Par Justin Van Kleeck

L'une des discussions les plus courantes dans laquelle je suis entraîné ces jours-ci concerne l'éthique
de garder des poules pour leurs œufs dans des situations supposées «humaines», comme dans un
jardin de banlieue. Les détails varient de temps en temps, mais concernent toujours les humains qui
veulent manger des œufs de poule et se sentent justifiés car les poules ne sont ni dans une cage, ni
dans un hangar, ni dans un abattoir.

Mais ces «œufs heureux» ont bien plus à offrir qu’à ce qu’il en ressort immédiatement, et j’espère
donc que cet article pourra servir de guide utile aux défenseurs végétaliens qui ont dépassé
l’horizon de «l’élevage» et qui veulent parler de toutes les formes de agriculture animale… et peut-
être pour certains non-végétaliens qui pensent que les œufs de basse-cour sont meilleurs (ils ne le
sont pas).

Le fait qu’une poule ne soit ni dans une cage, ni dans un hangar, ni dans un abattoir ne signifie pas
qu’elle n’est pas exploitée. L'un des aspects les plus difficiles à aborder avec les gens au sujet des
problèmes liés aux «œufs sans cruauté» est que, sur le plan culturel, nous avons tendance à nous
concentrer sur le traitement (les cages sont mauvaises, les hangars remplis de poules malades sont
mauvais, les abattoirs sont mauvais, battre un animal c'est mal) Ainsi, selon les normes en vigueur,
un petit troupeau de poules dans la cour de quelqu'un est beau et bucolique. Mais cette focalisation
sur le traitement concerne réellement l’esthétique, pas l’éthique.

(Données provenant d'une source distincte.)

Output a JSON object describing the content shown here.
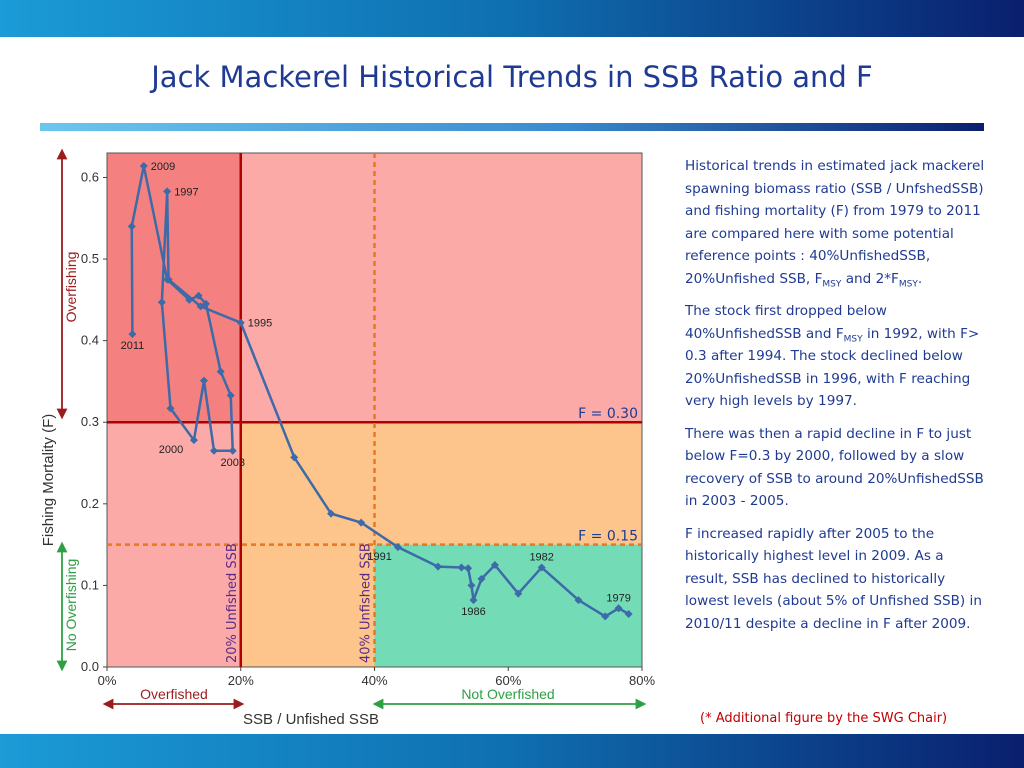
{
  "slide": {
    "title": "Jack Mackerel Historical Trends in SSB Ratio and F",
    "paragraph_1": {
      "text": "Historical trends in estimated jack mackerel spawning biomass  ratio (SSB / UnfshedSSB) and fishing mortality (F) from 1979 to 2011 are compared here with some potential reference points : 40%UnfishedSSB, 20%Unfished SSB, F",
      "sub_1": "MSY",
      "mid": " and 2*F",
      "sub_2": "MSY",
      "end": "."
    },
    "paragraph_2": {
      "text": "The stock first dropped below 40%UnfishedSSB and F",
      "sub": "MSY",
      "end": " in 1992, with F> 0.3 after 1994.  The stock declined below 20%UnfishedSSB in 1996, with F reaching very high levels by 1997."
    },
    "paragraph_3": "There was then a rapid decline in F to just below F=0.3 by 2000, followed by a slow recovery of SSB to around 20%UnfishedSSB in 2003 - 2005.",
    "paragraph_4": "F increased rapidly after 2005 to the historically highest level in 2009.  As a result, SSB has declined to historically lowest levels (about 5% of Unfished SSB) in 2010/11 despite a decline in F after 2009.",
    "footnote": "(* Additional figure by the SWG Chair)"
  },
  "chart_data": {
    "type": "line",
    "xlabel": "SSB / Unfished SSB",
    "ylabel": "Fishing Mortality (F)",
    "xlim": [
      0,
      0.8
    ],
    "ylim": [
      0,
      0.63
    ],
    "x_ticks": [
      0,
      0.2,
      0.4,
      0.6,
      0.8
    ],
    "x_tick_labels": [
      "0%",
      "20%",
      "40%",
      "60%",
      "80%"
    ],
    "y_ticks": [
      0,
      0.1,
      0.2,
      0.3,
      0.4,
      0.5,
      0.6
    ],
    "y_tick_labels": [
      "0.0",
      "0.1",
      "0.2",
      "0.3",
      "0.4",
      "0.5",
      "0.6"
    ],
    "x": [
      0.78,
      0.765,
      0.745,
      0.705,
      0.65,
      0.615,
      0.58,
      0.56,
      0.548,
      0.545,
      0.54,
      0.53,
      0.495,
      0.435,
      0.38,
      0.335,
      0.28,
      0.2,
      0.14,
      0.092,
      0.09,
      0.082,
      0.095,
      0.13,
      0.145,
      0.16,
      0.188,
      0.185,
      0.17,
      0.148,
      0.137,
      0.123,
      0.09,
      0.055,
      0.037,
      0.038
    ],
    "y": [
      0.065,
      0.072,
      0.062,
      0.082,
      0.122,
      0.09,
      0.125,
      0.108,
      0.082,
      0.1,
      0.121,
      0.122,
      0.123,
      0.147,
      0.177,
      0.188,
      0.257,
      0.422,
      0.442,
      0.475,
      0.583,
      0.447,
      0.317,
      0.278,
      0.351,
      0.265,
      0.265,
      0.333,
      0.362,
      0.445,
      0.455,
      0.45,
      0.475,
      0.614,
      0.54,
      0.408
    ],
    "year_labels": [
      {
        "text": "1979",
        "x": 0.765,
        "y": 0.072,
        "pos": "above"
      },
      {
        "text": "1982",
        "x": 0.65,
        "y": 0.122,
        "pos": "above"
      },
      {
        "text": "1986",
        "x": 0.548,
        "y": 0.082,
        "pos": "below"
      },
      {
        "text": "1991",
        "x": 0.435,
        "y": 0.147,
        "pos": "below-left"
      },
      {
        "text": "1995",
        "x": 0.2,
        "y": 0.422,
        "pos": "right"
      },
      {
        "text": "1997",
        "x": 0.09,
        "y": 0.583,
        "pos": "right"
      },
      {
        "text": "2000",
        "x": 0.123,
        "y": 0.278,
        "pos": "below-left"
      },
      {
        "text": "2003",
        "x": 0.188,
        "y": 0.265,
        "pos": "below"
      },
      {
        "text": "2009",
        "x": 0.055,
        "y": 0.614,
        "pos": "right"
      },
      {
        "text": "2011",
        "x": 0.038,
        "y": 0.408,
        "pos": "below"
      }
    ],
    "reference_lines": [
      {
        "axis": "y",
        "value": 0.3,
        "label": "F = 0.30",
        "style": "solid",
        "color": "#b00000"
      },
      {
        "axis": "y",
        "value": 0.15,
        "label": "F = 0.15",
        "style": "dashed",
        "color": "#e87722"
      },
      {
        "axis": "x",
        "value": 0.2,
        "label": "20% Unfished SSB",
        "style": "solid",
        "color": "#b00000"
      },
      {
        "axis": "x",
        "value": 0.4,
        "label": "40% Unfished SSB",
        "style": "dashed",
        "color": "#e87722"
      }
    ],
    "zones": {
      "overfishing": "Overfishing",
      "no_overfishing": "No Overfishing",
      "overfished": "Overfished",
      "not_overfished": "Not Overfished"
    },
    "colors": {
      "zone_dark_red": "#f4817f",
      "zone_light_pink": "#fbaaa8",
      "zone_orange": "#fdc58c",
      "zone_green": "#73dcb7",
      "series": "#3d6aa8",
      "title": "#1f3a93",
      "overfishing": "#9b1c1c",
      "no_overfishing": "#2ea043",
      "axis_text": "#333333",
      "rule_text": "#1f3a93"
    },
    "grid": false
  }
}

Le problème avec l’idée selon laquelle les œufs de poulet peuvent être éthiquement neutres en tant
que produit alimentaire pour l’homme est le suivant: la domestication. Les poules domestiques
modernes pondent environ vingt fois plus d'œufs chaque année que leurs ancêtres sauvages, le Red
Jungle Fowl d'Asie du Sud-Est, qui pondent 10 à 15 uniquement à des fins de reproduction. Lisez
cela à nouveau: VINGT FOIS. Cela équivaut en moyenne à environ 250-300 œufs par poule chaque
année, d’environ six mois jusqu’à ce que leur ponte diminue progressivement (parfois même
complètement) avec l’âge.

L’élevage sélectif et la manipulation génétique après des millénaires de domestication ont donc
complètement détourné les cadavres de volailles: la montée en puissance des hormones sexuelles et
le processus physique de ponte ont des conséquences dévastatrices, causant toutes sortes de
problèmes (péritonite du jaune d’œuf, matériel affecté à la ponte) , cancer, ostéoporose,
prolapsus…). Celles-ci tuent généralement une poule avant qu'elle ne cesse de pondre seule;
cependant, s'ils sont en bonne santé, ils peuvent vivre jusqu'à l'adolescence.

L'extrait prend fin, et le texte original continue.